While the Nuclear Posture Review acknowledges that “the presence of U.S. nuclear weapons…contribute to [NATO] cohesion and provide reassurance to allies and partners who feel exposed to regional threats,” press reports suggest that President Obama’s administration has also been quietly exploring whether the United States can remove its tactical nuclear weapons from Europe. The president should not work against his own Nuclear Posture Review, which calls for retaining the capability to forward-deploy U.S. nuclear weapons on tactical aircraft in Europe.
Third, the president must rally the international community to force crippling sanctions upon countries that covet membership in the nuclear club. Fundamentally, the administration believes that U.S. nuclear reductions will “restore our moral leadership” to encourage others to do the same. However, the weakness in this approach is that it assumes regimes like Iran and North Korea will curb their nuclear ambitions; Pakistan and India will reduce their nuclear arms; and Russia and China will be more inclined to support sanctions against Iran, as a result of U.S. stockpile reductions.

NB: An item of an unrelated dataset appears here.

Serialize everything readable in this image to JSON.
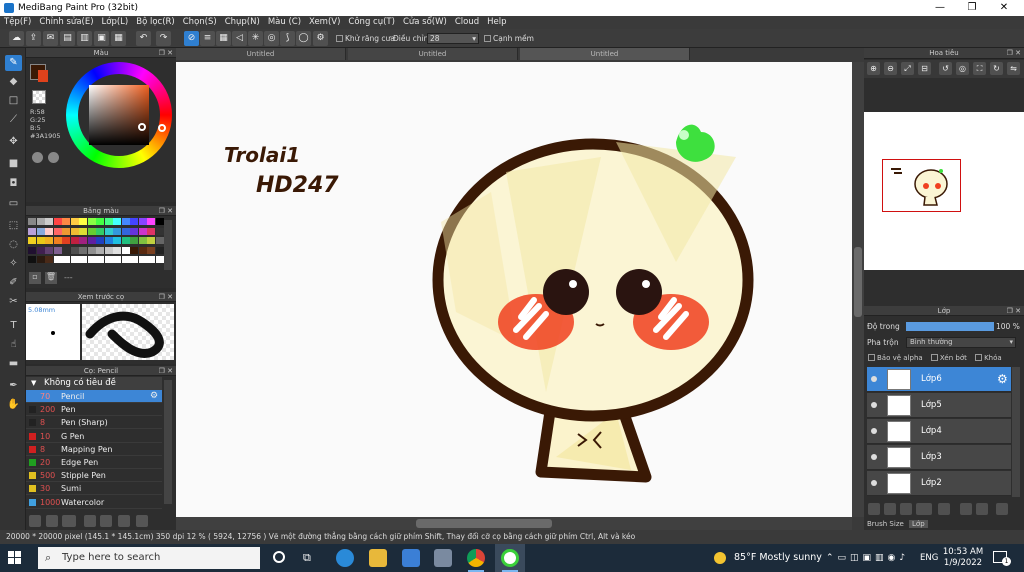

It would be unwise to base America’s nuclear policy and corresponding national security on such faulty assumptions. The United States has reduced its nuclear stockpile by nearly 80 percent since the end of the Cold War. During that time, Iranian or North Korean nuclear ambitions have shifted into overdrive.
Fourth, the president must demand greater transparency from countries that currently possess nuclear weapons. The international community has focused on the negotiations between the United States and Russia recently, but many other countries currently possess nuclear weapons. Some of these, such as the China, cloak their capabilities under a heavy shroud of secrecy. The president should demand that these countries follow the lead of the United States and Russia by unveiling more information about their programs in order to downgrade the risk of nuclear proliferation.

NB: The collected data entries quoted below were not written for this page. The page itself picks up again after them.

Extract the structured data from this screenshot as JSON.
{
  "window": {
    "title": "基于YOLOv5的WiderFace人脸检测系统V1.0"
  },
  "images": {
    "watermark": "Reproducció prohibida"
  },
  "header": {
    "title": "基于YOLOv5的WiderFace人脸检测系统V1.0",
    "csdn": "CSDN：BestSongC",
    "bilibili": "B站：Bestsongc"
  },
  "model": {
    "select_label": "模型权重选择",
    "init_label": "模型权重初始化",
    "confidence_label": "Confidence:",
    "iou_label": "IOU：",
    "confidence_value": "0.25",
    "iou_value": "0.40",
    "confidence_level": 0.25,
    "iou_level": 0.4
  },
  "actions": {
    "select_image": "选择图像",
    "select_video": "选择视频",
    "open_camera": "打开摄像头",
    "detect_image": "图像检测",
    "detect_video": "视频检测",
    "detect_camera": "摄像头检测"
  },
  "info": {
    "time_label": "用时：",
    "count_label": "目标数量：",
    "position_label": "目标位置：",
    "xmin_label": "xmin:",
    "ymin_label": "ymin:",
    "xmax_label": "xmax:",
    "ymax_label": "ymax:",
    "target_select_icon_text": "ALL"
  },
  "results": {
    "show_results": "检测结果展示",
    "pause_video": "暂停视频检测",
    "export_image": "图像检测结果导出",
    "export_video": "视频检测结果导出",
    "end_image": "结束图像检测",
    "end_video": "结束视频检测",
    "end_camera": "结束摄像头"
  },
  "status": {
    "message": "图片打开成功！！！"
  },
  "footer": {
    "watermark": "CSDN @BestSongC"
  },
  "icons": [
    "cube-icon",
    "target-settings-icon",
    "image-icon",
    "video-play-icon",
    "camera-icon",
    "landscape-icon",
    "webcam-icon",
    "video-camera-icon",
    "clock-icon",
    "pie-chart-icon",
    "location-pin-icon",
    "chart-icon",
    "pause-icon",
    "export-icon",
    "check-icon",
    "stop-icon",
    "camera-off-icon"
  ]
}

Finally, the president must send the message to potential adversaries that, despite perceptions, the United States will not hesitate to respond with strategic weapons if attacked. The Nuclear Posture Review rightly focuses on denying al-Qaeda and their extremist allies from obtaining nuclear weapons, equipment, and technologies. However, the United States must remain committed to ensuring all options are on the table to respond to a rogue biological or chemical attack against the United States or our allies and partners.
Many people in the United States and across the globe have heaped praise upon the president for his pledge to seek a world without nuclear weapons. However, as French President Nicholas Sarkozy noted last fall, “We live in a real world, not a virtual one.” This is a point that the president’s administration acknowledges as well. America’s nuclear stockpile will continue to serve as a deterrent to potential adversaries—whether they are state or non-state actors—for years and decades to come.
U.S. Rep. Howard P. “Buck” McKeon (R-Calif.) serves as the senior Republican on the House Armed Services Committee. McKeon represents California’s Twenty-Fifth Congressional District, which includes Fort Irwin, Edwards Air Force Base, Naval Air Weapons Station China Lake, and the Marine Mountain Warfare Training Center.